The
first machine using this concept was the EDSAC (Electronic
Delayed Storage Automatic Computer), which was built at Cambridge
University in England in 1949. At the same time, Mauchly and Eckert,
the original builders of the ENIAC, contiuned their pioneering efforts
and produced their own stored-program computer, the EDVAC, in
1952. Shortly thereafter, they formed a company and sold their first
computer, UNIVAC 1, to the Census Bureau.
First-generation
computers (1951-1959)
The
UNIVAC 1 was the first of what have come to be called first-generation
machines. These are typified by using vacuum tubes, by performing
slowly (about 1,000 instruction per second),and having a memory capacity
of about 16,000 characters of data (the equivalent of about four single-spaced
typed pages). It was during this period that the precedent was set
for computers to be developed only by large corporations because of
the enormous costs involved.
Second-generation
computers (1959-1964)
The
era of the first-generation computers ended in 1959 with the replacement
of vacuum tubes by transistors. Development of the transistor by three
Bell Laboratories scientists, John Bardeen, Houser Brattan, and William
Shickley, revolutioned the world. The transistor accomplishes everything
a vacuum tube does, uses far less power, and occupies approximately
1/100th of the space. It is also far more reliable and requires no
warm-up time. Second-generation computers used transistors rather
than tubes, thus increasing their reliability and computational speed,
and reducing their volume, cost, and power consumption.
Third-generation
computers (1964-1971)
Third-generation
computers are attributted to the invention of the integrated circuit,
or IC. Integrated circuits allow many components to exist on a single
small chip.

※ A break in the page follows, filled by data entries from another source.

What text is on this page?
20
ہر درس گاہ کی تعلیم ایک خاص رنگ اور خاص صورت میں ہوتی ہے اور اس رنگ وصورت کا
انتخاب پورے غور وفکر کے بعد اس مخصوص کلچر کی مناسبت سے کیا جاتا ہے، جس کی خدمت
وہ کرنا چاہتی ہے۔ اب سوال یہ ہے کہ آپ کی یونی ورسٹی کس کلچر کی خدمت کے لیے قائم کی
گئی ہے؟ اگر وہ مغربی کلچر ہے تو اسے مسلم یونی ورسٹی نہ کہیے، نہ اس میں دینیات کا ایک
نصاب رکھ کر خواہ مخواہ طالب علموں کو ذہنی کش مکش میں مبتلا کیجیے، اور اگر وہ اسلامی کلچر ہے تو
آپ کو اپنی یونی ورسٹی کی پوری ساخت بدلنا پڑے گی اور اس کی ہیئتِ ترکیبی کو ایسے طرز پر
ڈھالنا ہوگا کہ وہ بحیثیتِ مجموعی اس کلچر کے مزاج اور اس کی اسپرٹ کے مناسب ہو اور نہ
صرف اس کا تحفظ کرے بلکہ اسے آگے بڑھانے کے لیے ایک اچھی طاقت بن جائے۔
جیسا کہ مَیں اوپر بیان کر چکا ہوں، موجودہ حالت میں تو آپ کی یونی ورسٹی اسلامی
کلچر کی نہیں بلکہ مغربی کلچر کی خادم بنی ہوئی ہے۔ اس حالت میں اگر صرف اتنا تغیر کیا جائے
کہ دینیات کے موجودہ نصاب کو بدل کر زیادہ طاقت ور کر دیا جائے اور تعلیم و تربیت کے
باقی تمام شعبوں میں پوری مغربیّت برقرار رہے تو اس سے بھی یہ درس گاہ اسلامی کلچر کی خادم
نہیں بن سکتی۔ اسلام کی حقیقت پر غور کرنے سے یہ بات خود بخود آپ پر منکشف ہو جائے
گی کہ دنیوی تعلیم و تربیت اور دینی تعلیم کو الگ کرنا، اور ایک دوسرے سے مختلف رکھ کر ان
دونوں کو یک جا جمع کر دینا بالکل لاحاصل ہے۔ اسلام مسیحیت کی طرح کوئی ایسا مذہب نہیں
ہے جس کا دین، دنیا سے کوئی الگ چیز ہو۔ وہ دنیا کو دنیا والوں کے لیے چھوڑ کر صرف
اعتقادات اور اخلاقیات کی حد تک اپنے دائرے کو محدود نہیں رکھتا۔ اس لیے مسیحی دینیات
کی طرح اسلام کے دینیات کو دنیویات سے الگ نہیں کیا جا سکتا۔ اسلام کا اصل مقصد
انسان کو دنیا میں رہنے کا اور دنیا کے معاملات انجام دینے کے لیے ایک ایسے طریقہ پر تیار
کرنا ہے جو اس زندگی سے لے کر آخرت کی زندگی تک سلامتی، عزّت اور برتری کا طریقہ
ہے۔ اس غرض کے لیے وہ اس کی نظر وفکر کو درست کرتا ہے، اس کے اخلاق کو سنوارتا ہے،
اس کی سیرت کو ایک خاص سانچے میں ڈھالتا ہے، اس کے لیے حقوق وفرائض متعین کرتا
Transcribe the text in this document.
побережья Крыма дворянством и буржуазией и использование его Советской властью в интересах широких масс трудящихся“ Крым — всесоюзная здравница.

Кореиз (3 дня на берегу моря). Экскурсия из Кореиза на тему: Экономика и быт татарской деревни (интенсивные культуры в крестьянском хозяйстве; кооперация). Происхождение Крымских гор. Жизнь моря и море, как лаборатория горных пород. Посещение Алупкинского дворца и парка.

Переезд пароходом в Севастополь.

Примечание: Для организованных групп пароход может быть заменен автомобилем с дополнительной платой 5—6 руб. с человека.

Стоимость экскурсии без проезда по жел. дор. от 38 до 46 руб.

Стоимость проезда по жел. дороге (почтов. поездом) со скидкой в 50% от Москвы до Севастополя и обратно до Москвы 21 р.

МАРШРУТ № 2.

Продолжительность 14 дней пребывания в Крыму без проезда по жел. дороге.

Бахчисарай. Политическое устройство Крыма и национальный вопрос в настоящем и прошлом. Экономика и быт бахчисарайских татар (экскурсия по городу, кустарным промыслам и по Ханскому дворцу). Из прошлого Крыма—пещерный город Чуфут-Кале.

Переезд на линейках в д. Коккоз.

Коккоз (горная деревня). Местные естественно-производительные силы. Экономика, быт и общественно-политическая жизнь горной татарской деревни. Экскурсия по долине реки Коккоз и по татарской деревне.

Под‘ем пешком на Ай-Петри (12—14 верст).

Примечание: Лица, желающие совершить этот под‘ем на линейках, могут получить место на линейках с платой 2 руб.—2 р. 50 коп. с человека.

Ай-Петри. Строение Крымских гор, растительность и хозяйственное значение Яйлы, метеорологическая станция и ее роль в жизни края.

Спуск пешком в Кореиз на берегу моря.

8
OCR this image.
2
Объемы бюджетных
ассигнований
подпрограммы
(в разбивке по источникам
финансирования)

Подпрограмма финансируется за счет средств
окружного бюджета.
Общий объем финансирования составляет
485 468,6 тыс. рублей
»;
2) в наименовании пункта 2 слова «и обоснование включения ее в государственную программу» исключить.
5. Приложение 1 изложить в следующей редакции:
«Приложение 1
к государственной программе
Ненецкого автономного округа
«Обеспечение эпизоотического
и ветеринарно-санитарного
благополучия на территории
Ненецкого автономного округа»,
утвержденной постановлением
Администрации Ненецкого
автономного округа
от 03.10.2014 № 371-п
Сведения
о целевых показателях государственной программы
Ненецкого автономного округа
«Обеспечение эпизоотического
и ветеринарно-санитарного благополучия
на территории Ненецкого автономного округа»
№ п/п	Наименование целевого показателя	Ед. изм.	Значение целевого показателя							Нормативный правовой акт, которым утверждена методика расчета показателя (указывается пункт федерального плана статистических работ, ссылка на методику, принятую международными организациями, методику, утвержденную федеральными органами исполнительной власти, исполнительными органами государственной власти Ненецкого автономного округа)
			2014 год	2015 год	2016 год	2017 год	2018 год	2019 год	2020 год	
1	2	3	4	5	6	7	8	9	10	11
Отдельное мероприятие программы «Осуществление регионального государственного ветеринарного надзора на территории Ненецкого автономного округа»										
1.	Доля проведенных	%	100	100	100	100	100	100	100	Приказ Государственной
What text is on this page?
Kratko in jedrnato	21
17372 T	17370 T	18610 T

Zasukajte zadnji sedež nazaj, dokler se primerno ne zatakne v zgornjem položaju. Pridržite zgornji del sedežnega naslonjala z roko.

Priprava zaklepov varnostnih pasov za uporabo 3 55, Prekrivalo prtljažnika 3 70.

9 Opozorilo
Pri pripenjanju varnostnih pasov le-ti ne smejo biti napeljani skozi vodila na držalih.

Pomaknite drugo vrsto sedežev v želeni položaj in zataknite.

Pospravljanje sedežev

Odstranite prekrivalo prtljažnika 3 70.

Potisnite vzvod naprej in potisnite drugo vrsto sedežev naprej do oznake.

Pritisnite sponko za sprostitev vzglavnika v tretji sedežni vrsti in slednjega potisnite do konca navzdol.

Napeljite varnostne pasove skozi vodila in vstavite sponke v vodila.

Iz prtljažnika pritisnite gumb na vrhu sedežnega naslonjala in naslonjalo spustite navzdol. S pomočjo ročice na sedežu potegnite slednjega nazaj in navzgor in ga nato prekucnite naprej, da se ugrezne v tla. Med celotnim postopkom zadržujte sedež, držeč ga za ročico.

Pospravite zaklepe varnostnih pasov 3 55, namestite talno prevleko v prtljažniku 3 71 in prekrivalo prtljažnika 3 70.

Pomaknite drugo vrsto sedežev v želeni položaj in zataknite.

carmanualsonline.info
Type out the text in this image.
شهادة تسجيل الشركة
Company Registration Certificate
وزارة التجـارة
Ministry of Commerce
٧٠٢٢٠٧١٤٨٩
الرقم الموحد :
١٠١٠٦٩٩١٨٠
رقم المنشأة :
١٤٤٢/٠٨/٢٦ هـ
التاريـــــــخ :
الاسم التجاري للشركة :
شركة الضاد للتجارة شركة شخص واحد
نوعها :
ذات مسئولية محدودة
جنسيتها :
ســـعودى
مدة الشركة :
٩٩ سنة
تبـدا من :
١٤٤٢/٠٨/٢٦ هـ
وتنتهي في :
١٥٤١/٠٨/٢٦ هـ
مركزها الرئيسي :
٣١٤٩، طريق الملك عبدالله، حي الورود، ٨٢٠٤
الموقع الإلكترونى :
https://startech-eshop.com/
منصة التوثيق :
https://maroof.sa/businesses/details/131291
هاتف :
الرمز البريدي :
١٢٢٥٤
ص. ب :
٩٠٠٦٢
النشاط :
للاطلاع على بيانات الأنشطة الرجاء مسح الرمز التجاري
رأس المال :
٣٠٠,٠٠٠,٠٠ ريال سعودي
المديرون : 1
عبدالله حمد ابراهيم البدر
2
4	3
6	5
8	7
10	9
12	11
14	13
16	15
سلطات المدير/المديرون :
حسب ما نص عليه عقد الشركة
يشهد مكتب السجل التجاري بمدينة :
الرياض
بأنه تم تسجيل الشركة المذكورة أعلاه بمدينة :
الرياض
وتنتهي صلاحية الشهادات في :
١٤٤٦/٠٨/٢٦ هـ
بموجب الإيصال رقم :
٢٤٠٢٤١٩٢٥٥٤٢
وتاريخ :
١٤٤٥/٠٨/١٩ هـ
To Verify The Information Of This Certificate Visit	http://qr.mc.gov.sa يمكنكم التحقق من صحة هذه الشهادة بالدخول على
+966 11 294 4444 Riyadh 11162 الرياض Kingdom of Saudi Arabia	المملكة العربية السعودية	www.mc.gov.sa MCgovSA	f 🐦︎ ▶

Thus, what had previously been a box full of transistiors
and other electronic parts making up the "brain" of the
computer could now be packed into an area about 1/4-inch square, known
as a chip. IC's are even more reliable than transistors, are cheap
to produce, are compact, and use virtually no power at all compared
to previous technologies. One of the most important products developed
from the integrated technology was the microprocessor. This
was a comoputer's "brain" or central processor, completley
contained on a single chip the size of a matchbox. With so much power
residing on such a small chip, it became possible to build entire
computers around it. Thus, microcomputers and minicomputers were born.
Fourth-generation
computers (1971 - present)
Once
the integrated circuit became a reality, the story of further developments
centers around how many circuits could be packed on a single silicon
chip. Large-scale integration (LSI), for example, made possible the
pocket calculator and the digital watch. Advances in microprocessor
technology were paralleled by the development of memory chips, that
is, chips designed to hold all the zeros and ones needed to express
commands in programs. The microprocessor would direct information
to be stored in these chips, as well as to be drawn from the chips
in the course of executing the programs.
Fifth-generation
computers (Present and Beyond)
Fifth
generation computing devices, based on artificial intelligence, are
still in development, though there are some applications, such as
voice recognition, that are being used today. The use of parallel
processing and superconductors is helping to make artificial intelligence
a reality. Quantum computation and molecular and nanotechnology will
radically change the face of computers in years to come. The goal
of fifth-generation computing is to develop devices that respond to
natural language input and are capable of learning and self-organization.